Mayock, who also starred on BC's baseball team, didn't realize how much the NFL Draft would become a focal point of his life in years to come. He only knew that he was caught up in the excitement in April of 1981, as he anticipated being chosen by an NFL team.
"I wound up being a 10th-round pick," Mayock said. "But I very much remember standing at first base for the BC baseball team, hoping that one of my roommates would be running down to tell me that I had been drafted earlier. ESPN had started to televise the draft in the late 1970s and early 1980s, and I have been fascinated by it ever since."
Mayock played briefly in the NFL before injuring his knee. At that point, he wasn't sure what lay ahead.
"I think people assumed I would go into coaching,' Mayock said. "My Dad was a coach, and I was offered a job with the Giants by (then defensive coordinator and special teams coach) Bill Belichick. I decided not to go that avenue. I went into business, but I missed football." Mayock decided to pursue a career in sports broadcasting.
"I knew the odds were against it because I didn't have a big name," Mayock said. "It wasn't like I was Doug Flutie or Dan Marino retiring. I had to work real hard at it locally at first and build a resume. Looking back at it, I am glad I took the time and made the effort."
By the mid-1990s, Mayock had polished his craft and built a reputation as a knowledgeable analyst. He became a familiar face working college football games on ESPN, CBS and NBC. Then, in early 2003, as the NFL prepared to launch its own specialty network, Mayock emerged as one of the names on the short list for the job of NFL Draft analyst.
Programming directors asked Mayock to audition by watching films of college players in action and analyzing their potential as pro prospects.
"They said, `Break it down like you're a pro scout,' " Mayock said. "As the son of a coach, I've been watching tape for a lot of years, so it came very naturally and very easily."
The following day, the NFL Network offered Mayock the draft analyst position.
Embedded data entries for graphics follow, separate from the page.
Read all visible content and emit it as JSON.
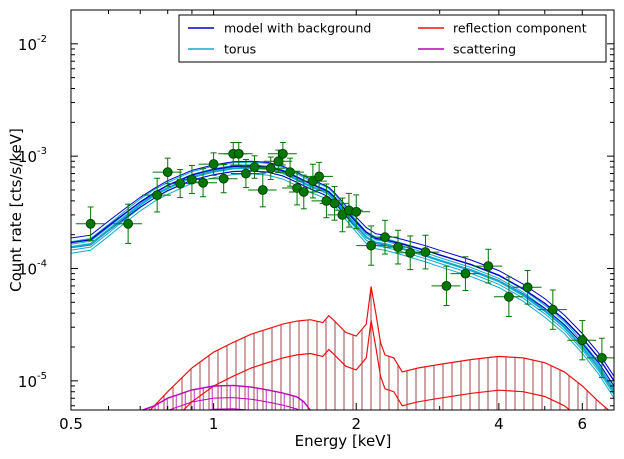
{
  "chart_data": {
    "type": "line",
    "xlabel": "Energy [keV]",
    "ylabel": "Count rate [cts/s/keV]",
    "x_scale": "log",
    "y_scale": "log",
    "xlim": [
      0.5,
      7.0
    ],
    "ylim": [
      5.5e-06,
      0.02
    ],
    "x_ticks": [
      {
        "value": 0.5,
        "label": "0.5"
      },
      {
        "value": 1,
        "label": "1"
      },
      {
        "value": 2,
        "label": "2"
      },
      {
        "value": 4,
        "label": "4"
      },
      {
        "value": 6,
        "label": "6"
      }
    ],
    "y_ticks": [
      {
        "value": 1e-05,
        "base": "10",
        "exp": "-5"
      },
      {
        "value": 0.0001,
        "base": "10",
        "exp": "-4"
      },
      {
        "value": 0.001,
        "base": "10",
        "exp": "-3"
      },
      {
        "value": 0.01,
        "base": "10",
        "exp": "-2"
      }
    ],
    "legend": {
      "position": "top-right",
      "columns": 2,
      "entries": [
        {
          "label": "model with background",
          "color": "#0000cc"
        },
        {
          "label": "reflection component",
          "color": "#ee1111"
        },
        {
          "label": "torus",
          "color": "#11aacc"
        },
        {
          "label": "scattering",
          "color": "#bb00bb"
        }
      ]
    },
    "colors": {
      "model": "#0000cc",
      "torus": "#11aacc",
      "reflection": "#ee1111",
      "scattering": "#bb00bb",
      "data": "#007700",
      "errorbar": "#007700",
      "hatch": "#8b1a1a"
    },
    "series": [
      {
        "name": "model with background",
        "x": [
          0.5,
          0.55,
          0.6,
          0.65,
          0.7,
          0.75,
          0.8,
          0.9,
          1.0,
          1.1,
          1.2,
          1.3,
          1.4,
          1.5,
          1.6,
          1.7,
          1.75,
          1.8,
          1.9,
          2.0,
          2.1,
          2.2,
          2.3,
          2.5,
          2.8,
          3.0,
          3.5,
          4.0,
          4.5,
          5.0,
          5.5,
          6.0,
          6.5,
          7.0
        ],
        "y": [
          0.00017,
          0.00018,
          0.00024,
          0.00031,
          0.00039,
          0.00047,
          0.00055,
          0.00068,
          0.00076,
          0.00081,
          0.00082,
          0.0008,
          0.00074,
          0.00065,
          0.00057,
          0.00051,
          0.00048,
          0.00043,
          0.00033,
          0.00026,
          0.00021,
          0.000185,
          0.00018,
          0.000165,
          0.000145,
          0.000132,
          0.000108,
          8.7e-05,
          6.6e-05,
          4.9e-05,
          3.5e-05,
          2.4e-05,
          1.6e-05,
          1e-05
        ]
      },
      {
        "name": "torus",
        "x": [
          0.5,
          0.55,
          0.6,
          0.65,
          0.7,
          0.75,
          0.8,
          0.9,
          1.0,
          1.1,
          1.2,
          1.3,
          1.4,
          1.5,
          1.6,
          1.7,
          1.75,
          1.8,
          1.9,
          2.0,
          2.1,
          2.2,
          2.3,
          2.5,
          2.8,
          3.0,
          3.5,
          4.0,
          4.5,
          5.0,
          5.5,
          6.0,
          6.5,
          7.0
        ],
        "y": [
          0.000155,
          0.000165,
          0.00022,
          0.00029,
          0.00037,
          0.00045,
          0.00052,
          0.00065,
          0.00073,
          0.00078,
          0.00079,
          0.00077,
          0.00071,
          0.00062,
          0.00054,
          0.00049,
          0.00046,
          0.00041,
          0.00031,
          0.00024,
          0.00019,
          0.00017,
          0.000165,
          0.00015,
          0.00013,
          0.000118,
          9.6e-05,
          7.7e-05,
          5.8e-05,
          4.2e-05,
          3e-05,
          2e-05,
          1.3e-05,
          8e-06
        ]
      },
      {
        "name": "reflection component",
        "x": [
          0.72,
          0.8,
          0.9,
          1.0,
          1.1,
          1.2,
          1.3,
          1.4,
          1.5,
          1.6,
          1.7,
          1.75,
          1.8,
          1.9,
          2.0,
          2.1,
          2.15,
          2.2,
          2.25,
          2.3,
          2.4,
          2.5,
          2.7,
          3.0,
          3.5,
          4.0,
          4.5,
          5.0,
          5.5,
          6.0,
          6.5,
          7.0
        ],
        "y": [
          5e-06,
          8e-06,
          1.3e-05,
          1.8e-05,
          2.2e-05,
          2.6e-05,
          2.9e-05,
          3.2e-05,
          3.4e-05,
          3.5e-05,
          3.3e-05,
          3.8e-05,
          3.4e-05,
          2.7e-05,
          2.5e-05,
          3.2e-05,
          6.9e-05,
          4e-05,
          2.2e-05,
          1.7e-05,
          1.6e-05,
          1.2e-05,
          1.3e-05,
          1.4e-05,
          1.55e-05,
          1.65e-05,
          1.6e-05,
          1.45e-05,
          1.2e-05,
          9e-06,
          6.5e-06,
          5e-06
        ]
      },
      {
        "name": "scattering",
        "x": [
          0.7,
          0.75,
          0.8,
          0.9,
          1.0,
          1.1,
          1.2,
          1.3,
          1.4,
          1.5,
          1.55,
          1.6
        ],
        "y": [
          5.4e-06,
          6e-06,
          7e-06,
          8.3e-06,
          9e-06,
          9.1e-06,
          8.8e-06,
          8.3e-06,
          7.8e-06,
          7.2e-06,
          6.5e-06,
          5.5e-06
        ]
      }
    ],
    "data_points": {
      "x": [
        0.55,
        0.66,
        0.76,
        0.8,
        0.85,
        0.9,
        0.95,
        1.0,
        1.05,
        1.1,
        1.13,
        1.17,
        1.22,
        1.27,
        1.32,
        1.37,
        1.4,
        1.45,
        1.5,
        1.55,
        1.62,
        1.67,
        1.73,
        1.8,
        1.87,
        1.93,
        2.0,
        2.15,
        2.3,
        2.45,
        2.6,
        2.8,
        3.1,
        3.4,
        3.8,
        4.2,
        4.6,
        5.2,
        6.0,
        6.6
      ],
      "y": [
        0.00025,
        0.00025,
        0.00045,
        0.00072,
        0.00057,
        0.00062,
        0.00058,
        0.00085,
        0.00063,
        0.00105,
        0.00105,
        0.0007,
        0.0008,
        0.0005,
        0.00078,
        0.0009,
        0.00105,
        0.00072,
        0.00052,
        0.00048,
        0.0006,
        0.00066,
        0.0004,
        0.00038,
        0.0003,
        0.00033,
        0.00032,
        0.00016,
        0.00019,
        0.000155,
        0.000138,
        0.00014,
        7e-05,
        9e-05,
        0.000105,
        5.6e-05,
        6.8e-05,
        4.3e-05,
        2.3e-05,
        1.6e-05
      ],
      "yerr": [
        0.3,
        0.35,
        0.3,
        0.25,
        0.25,
        0.25,
        0.25,
        0.2,
        0.25,
        0.2,
        0.2,
        0.25,
        0.2,
        0.3,
        0.2,
        0.2,
        0.2,
        0.25,
        0.3,
        0.3,
        0.3,
        0.25,
        0.3,
        0.3,
        0.3,
        0.3,
        0.3,
        0.35,
        0.3,
        0.3,
        0.3,
        0.3,
        0.35,
        0.3,
        0.3,
        0.35,
        0.3,
        0.35,
        0.35,
        0.35
      ]
    }
  }
}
"They told me I could take the NFL Draft in any direction I wanted and be kind of a one-man scouting operation," Mayock said. "For me, that was kind of like a kid in a candy store. I had access to all this college game tape, and they were telling me I could take it any way I wanted to take it. You give a guy with a Type A personality that type of access ... I couldn't wait to go to work."
Mayock's job is a year-round one that consists of watching game film, speaking frequently with college and NFL scouts, plus scouting the Senior Bowl in December and NFL Combine in February.
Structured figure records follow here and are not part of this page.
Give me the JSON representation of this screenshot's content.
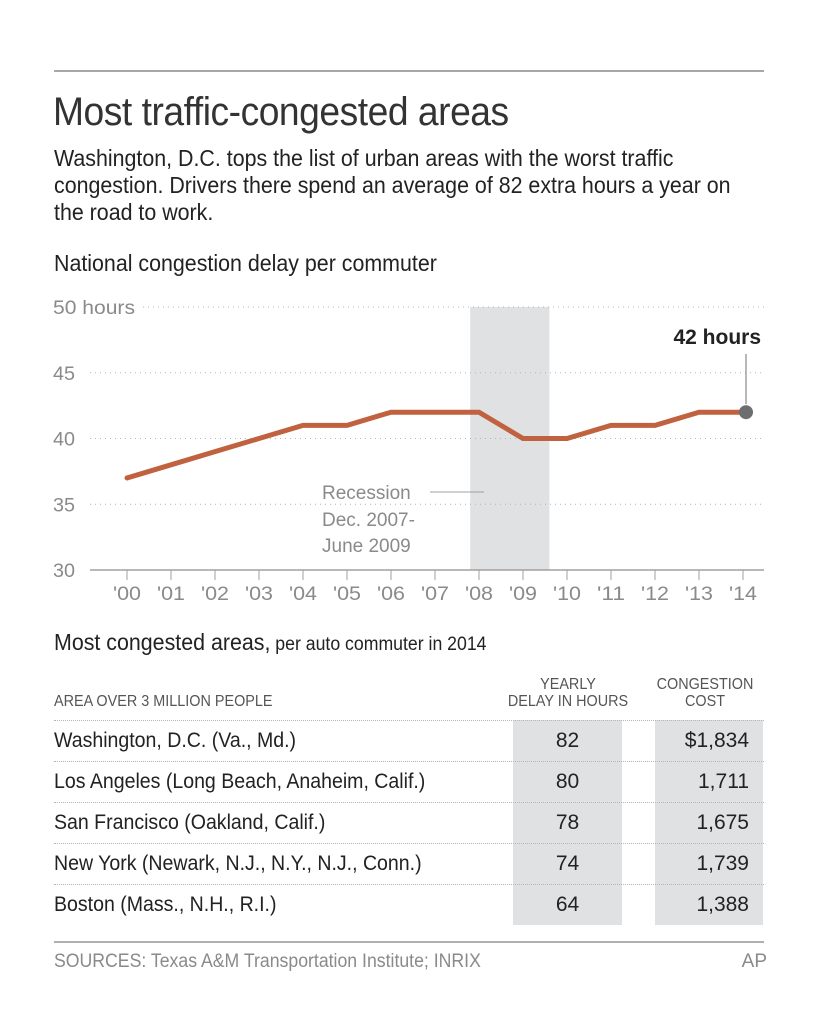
{
  "header": {
    "title": "Most traffic-congested areas",
    "intro": "Washington, D.C. tops the list of urban areas with the worst traffic congestion. Drivers there spend an average of 82 extra hours a year on the road to work."
  },
  "colors": {
    "line": "#c0613f",
    "recession_band": "#e0e1e3",
    "endpoint": "#6d6e70",
    "axis_text": "#8a8a8a",
    "table_shade": "#e0e1e3"
  },
  "chart_data": {
    "type": "line",
    "title": "National congestion delay per commuter",
    "xlabel": "",
    "ylabel": "hours",
    "x": [
      "'00",
      "'01",
      "'02",
      "'03",
      "'04",
      "'05",
      "'06",
      "'07",
      "'08",
      "'09",
      "'10",
      "'11",
      "'12",
      "'13",
      "'14"
    ],
    "series": [
      {
        "name": "Congestion delay per commuter (hours)",
        "values": [
          37,
          38,
          39,
          40,
          41,
          41,
          42,
          42,
          42,
          40,
          40,
          41,
          41,
          42,
          42
        ]
      }
    ],
    "ylim": [
      30,
      50
    ],
    "yticks": [
      30,
      35,
      40,
      45,
      50
    ],
    "ytick_labels": [
      "30",
      "35",
      "40",
      "45",
      "50 hours"
    ],
    "grid": true,
    "shaded_region": {
      "label_lines": [
        "Recession",
        "Dec. 2007-",
        "June 2009"
      ],
      "x_start": 7.8,
      "x_end": 9.6
    },
    "endpoint_annotation": "42 hours",
    "legend": "none"
  },
  "table": {
    "title": "Most congested areas,",
    "subtitle": " per auto commuter in 2014",
    "headers": {
      "area": "AREA OVER 3 MILLION PEOPLE",
      "delay_line1": "YEARLY",
      "delay_line2": "DELAY IN HOURS",
      "cost_line1": "CONGESTION",
      "cost_line2": "COST"
    },
    "rows": [
      {
        "area": "Washington, D.C. (Va., Md.)",
        "delay": "82",
        "cost": "$1,834"
      },
      {
        "area": "Los Angeles (Long Beach, Anaheim, Calif.)",
        "delay": "80",
        "cost": "1,711"
      },
      {
        "area": "San Francisco (Oakland, Calif.)",
        "delay": "78",
        "cost": "1,675"
      },
      {
        "area": "New York (Newark, N.J., N.Y., N.J., Conn.)",
        "delay": "74",
        "cost": "1,739"
      },
      {
        "area": "Boston (Mass., N.H., R.I.)",
        "delay": "64",
        "cost": "1,388"
      }
    ]
  },
  "footer": {
    "sources": "SOURCES: Texas A&M Transportation Institute; INRIX",
    "credit": "AP"
  }
}
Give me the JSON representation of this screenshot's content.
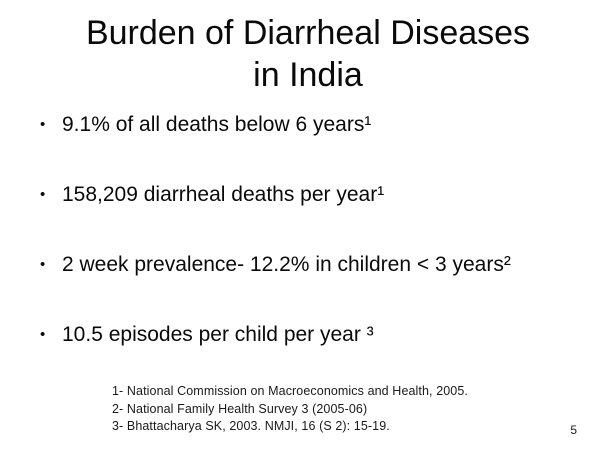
{
  "slide": {
    "title": {
      "line1": "Burden of Diarrheal Diseases",
      "line2": "in India"
    },
    "bullet_glyph": "•",
    "bullets": [
      "9.1% of all deaths below 6 years¹",
      "158,209 diarrheal deaths per year¹",
      "2 week prevalence- 12.2% in children < 3 years²",
      "10.5 episodes per child per year ³"
    ],
    "footnotes": [
      "1- National Commission on Macroeconomics and Health, 2005.",
      "2- National Family Health Survey 3 (2005-06)",
      "3- Bhattacharya SK, 2003. NMJI, 16 (S 2): 15-19."
    ],
    "page_number": "5",
    "colors": {
      "background": "#ffffff",
      "text": "#000000"
    }
  }
}
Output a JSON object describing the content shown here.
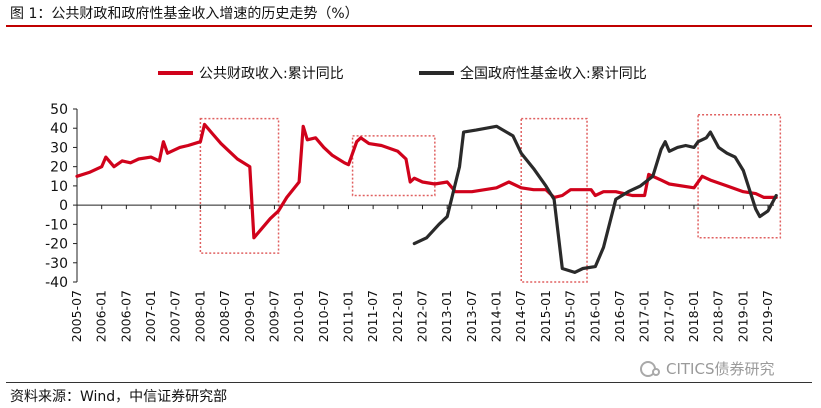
{
  "title": "图 1：公共财政和政府性基金收入增速的历史走势（%）",
  "source": "资料来源：Wind，中信证券研究部",
  "watermark": "CITICS债券研究",
  "colors": {
    "series1": "#d0021b",
    "series2": "#2a2a2a",
    "box": "#e06060",
    "accent": "#c00000"
  },
  "chart_data": {
    "type": "line",
    "ylim": [
      -40,
      50
    ],
    "yticks": [
      50,
      40,
      30,
      20,
      10,
      0,
      -10,
      -20,
      -30,
      -40
    ],
    "xticks": [
      "2005-07",
      "2006-01",
      "2006-07",
      "2007-01",
      "2007-07",
      "2008-01",
      "2008-07",
      "2009-01",
      "2009-07",
      "2010-01",
      "2010-07",
      "2011-01",
      "2011-07",
      "2012-01",
      "2012-07",
      "2013-01",
      "2013-07",
      "2014-01",
      "2014-07",
      "2015-01",
      "2015-07",
      "2016-01",
      "2016-07",
      "2017-01",
      "2017-07",
      "2018-01",
      "2018-07",
      "2019-01",
      "2019-07"
    ],
    "legend_position": "top",
    "series": [
      {
        "name": "公共财政收入:累计同比",
        "points": [
          [
            "2005-07",
            15
          ],
          [
            "2005-10",
            17
          ],
          [
            "2006-01",
            20
          ],
          [
            "2006-02",
            25
          ],
          [
            "2006-04",
            20
          ],
          [
            "2006-06",
            23
          ],
          [
            "2006-08",
            22
          ],
          [
            "2006-10",
            24
          ],
          [
            "2007-01",
            25
          ],
          [
            "2007-03",
            23
          ],
          [
            "2007-04",
            33
          ],
          [
            "2007-05",
            27
          ],
          [
            "2007-08",
            30
          ],
          [
            "2007-10",
            31
          ],
          [
            "2008-01",
            33
          ],
          [
            "2008-02",
            42
          ],
          [
            "2008-04",
            37
          ],
          [
            "2008-06",
            32
          ],
          [
            "2008-08",
            28
          ],
          [
            "2008-10",
            24
          ],
          [
            "2009-01",
            20
          ],
          [
            "2009-02",
            -17
          ],
          [
            "2009-04",
            -12
          ],
          [
            "2009-06",
            -7
          ],
          [
            "2009-08",
            -3
          ],
          [
            "2009-10",
            4
          ],
          [
            "2010-01",
            12
          ],
          [
            "2010-02",
            41
          ],
          [
            "2010-03",
            34
          ],
          [
            "2010-05",
            35
          ],
          [
            "2010-07",
            30
          ],
          [
            "2010-09",
            26
          ],
          [
            "2010-12",
            22
          ],
          [
            "2011-01",
            21
          ],
          [
            "2011-03",
            33
          ],
          [
            "2011-04",
            35
          ],
          [
            "2011-06",
            32
          ],
          [
            "2011-09",
            31
          ],
          [
            "2012-01",
            28
          ],
          [
            "2012-03",
            24
          ],
          [
            "2012-04",
            12
          ],
          [
            "2012-05",
            14
          ],
          [
            "2012-07",
            12
          ],
          [
            "2012-10",
            11
          ],
          [
            "2013-01",
            12
          ],
          [
            "2013-03",
            7
          ],
          [
            "2013-07",
            7
          ],
          [
            "2014-01",
            9
          ],
          [
            "2014-04",
            12
          ],
          [
            "2014-07",
            9
          ],
          [
            "2014-10",
            8
          ],
          [
            "2015-01",
            8
          ],
          [
            "2015-03",
            4
          ],
          [
            "2015-05",
            5
          ],
          [
            "2015-07",
            8
          ],
          [
            "2015-12",
            8
          ],
          [
            "2016-01",
            5
          ],
          [
            "2016-03",
            7
          ],
          [
            "2016-06",
            7
          ],
          [
            "2016-10",
            5
          ],
          [
            "2017-01",
            5
          ],
          [
            "2017-02",
            16
          ],
          [
            "2017-05",
            13
          ],
          [
            "2017-07",
            11
          ],
          [
            "2018-01",
            9
          ],
          [
            "2018-03",
            15
          ],
          [
            "2018-05",
            13
          ],
          [
            "2018-09",
            10
          ],
          [
            "2019-01",
            7
          ],
          [
            "2019-04",
            6
          ],
          [
            "2019-06",
            4
          ],
          [
            "2019-09",
            4
          ]
        ]
      },
      {
        "name": "全国政府性基金收入:累计同比",
        "points": [
          [
            "2012-05",
            -20
          ],
          [
            "2012-08",
            -17
          ],
          [
            "2012-11",
            -10
          ],
          [
            "2013-01",
            -6
          ],
          [
            "2013-04",
            20
          ],
          [
            "2013-05",
            38
          ],
          [
            "2013-08",
            39
          ],
          [
            "2014-01",
            41
          ],
          [
            "2014-05",
            36
          ],
          [
            "2014-07",
            27
          ],
          [
            "2014-10",
            19
          ],
          [
            "2015-01",
            10
          ],
          [
            "2015-03",
            3
          ],
          [
            "2015-04",
            -15
          ],
          [
            "2015-05",
            -33
          ],
          [
            "2015-08",
            -35
          ],
          [
            "2015-10",
            -33
          ],
          [
            "2016-01",
            -32
          ],
          [
            "2016-03",
            -22
          ],
          [
            "2016-06",
            3
          ],
          [
            "2016-09",
            7
          ],
          [
            "2016-12",
            10
          ],
          [
            "2017-03",
            15
          ],
          [
            "2017-05",
            29
          ],
          [
            "2017-06",
            33
          ],
          [
            "2017-07",
            28
          ],
          [
            "2017-09",
            30
          ],
          [
            "2017-11",
            31
          ],
          [
            "2018-01",
            30
          ],
          [
            "2018-02",
            33
          ],
          [
            "2018-04",
            35
          ],
          [
            "2018-05",
            38
          ],
          [
            "2018-07",
            30
          ],
          [
            "2018-09",
            27
          ],
          [
            "2018-11",
            25
          ],
          [
            "2019-01",
            18
          ],
          [
            "2019-04",
            -2
          ],
          [
            "2019-05",
            -6
          ],
          [
            "2019-07",
            -3
          ],
          [
            "2019-08",
            1
          ],
          [
            "2019-09",
            5
          ]
        ]
      }
    ]
  }
}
"Then it's kind of a mad dash from there to the draft at the end of April," Mayock said. Mayock has established himself as one of the game's most thorough and accurate draft analysts. But he accepts the fact his reads will not always be universally accepted.
"With today's Internet, it is kind of funny," Mayock said. "A couple of years ago, when I was first starting to do this, my son (Michael, now a freshman defensive back at Villanova) would take it kind of personally when people didn't like what I had to say. I had to tell him just to calm down. You can find a whole lot of opinions out there if you look for them. You just have to be professional and not worry about it."
Mayock looks forward to this weekend, when Boston College plays host to North Carolina. Tar Heel head coach Butch Davis is a close friend from their days of working together at the NFL Network, but Mayock's heart will always be with his alma mater - and for reasons that go beyond football.
"You couldn't just skate through academically," Mayock said. "When I look back at the guys I entered school with as freshmen and where they are now, the thing I am most proud of is that they are good people, good fathers, good husbands, good in their communities. I am really proud of the fact that the university demanded that we become well-rounded individuals."